Layo tenía un banco
Molledo, 13 de febrero de 2008
Ha muerto Layo. Layo era Molledo y Molledo era él porque Layo tenía un banco y una ferretería donde vendía queso manchego, del de verdad, del bueno, como dicen los que tienen el paladar fino pero no saben de denominaciones de origen, y servía chatos de vino blanco y tinto. También tenía una bomba para hinchar balones, ruedas de bicicletas y lo que se terciase. Útiles que llenaban la tienda de chavales cada día. Todos los cristales de las ventanas de Molledo y buena parte de los de alrededor pasaron por sus manos. Vendía puntas, tazas, tiestos, cazuelas, sartenes, figuritas imposibles de porcelana, lámparas, grifos, carretillos... Lo que no estaba en la tienda de Layo no existía. Toda la vida del pueblo pasaba por esta tienda y ese banco de piedra adosado a una pared con termómetro, que en verano, cuando alcanzaba los treinta grados servía para que Layo se llevase las manos a la cabeza y repitiera una y mil veces "este calor no es natural".
"Niña vete a la tienda de Layo y que te deje la escalera" "Niña dile a Layo que te preste el taladro, que ahora se lo llevas". La escalera de Layo siempre estaba en casa de algún vecino que tenía que colgar unas cortinas o pintar una pared. Mi madre, por ejemplo, siempre consideró que era tonto comprar una escalera porque teníamos la de Layo, que además de no ocuparnos sitio era muy buena.

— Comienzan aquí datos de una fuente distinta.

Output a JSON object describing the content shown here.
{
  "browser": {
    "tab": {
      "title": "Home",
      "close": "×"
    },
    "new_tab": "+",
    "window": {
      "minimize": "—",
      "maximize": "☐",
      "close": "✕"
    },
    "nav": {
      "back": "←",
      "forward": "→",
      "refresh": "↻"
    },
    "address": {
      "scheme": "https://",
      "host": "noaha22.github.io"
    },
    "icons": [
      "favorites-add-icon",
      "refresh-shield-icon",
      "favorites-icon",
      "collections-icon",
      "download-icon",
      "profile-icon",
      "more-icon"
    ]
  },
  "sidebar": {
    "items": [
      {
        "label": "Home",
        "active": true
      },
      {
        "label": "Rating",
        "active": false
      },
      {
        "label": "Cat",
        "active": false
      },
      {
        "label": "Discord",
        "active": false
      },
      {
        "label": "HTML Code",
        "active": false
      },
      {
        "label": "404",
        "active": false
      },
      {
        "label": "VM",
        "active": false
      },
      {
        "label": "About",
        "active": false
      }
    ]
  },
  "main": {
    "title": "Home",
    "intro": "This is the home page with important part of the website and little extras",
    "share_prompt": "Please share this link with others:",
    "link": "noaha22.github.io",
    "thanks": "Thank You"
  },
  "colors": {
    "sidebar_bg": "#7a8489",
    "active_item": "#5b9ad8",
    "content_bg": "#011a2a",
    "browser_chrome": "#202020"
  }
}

La tienda de Layo siempre tuvo algo de magia. Ágora local para sentimientos privados, donde nadie estaba excluido de verter opiniones: hombres, mujeres y niños. Él, con una escucha de ojos atentos, era el moderador silencioso del debate, dejando hablar a todos; pero sin tolerar palabras fuertes ni aspavientos bruscos. No sólo los objetos que allí no se encontraban, no existían. De lo que allí no se hablaba, era porque tampoco existía en la conciencia colectiva del pueblo. La tienda y la magia de Layo se mantienen en su hijo; pero echaremos de menos a su creador. Seguro, que allí donde esté, nos espera con un: "Hola, hola, buenos días, buenos días, niña", como te decía mirándote a través de sus gafas rectangulares de pasta y siempre vestido con una chaqueta de mahón azul.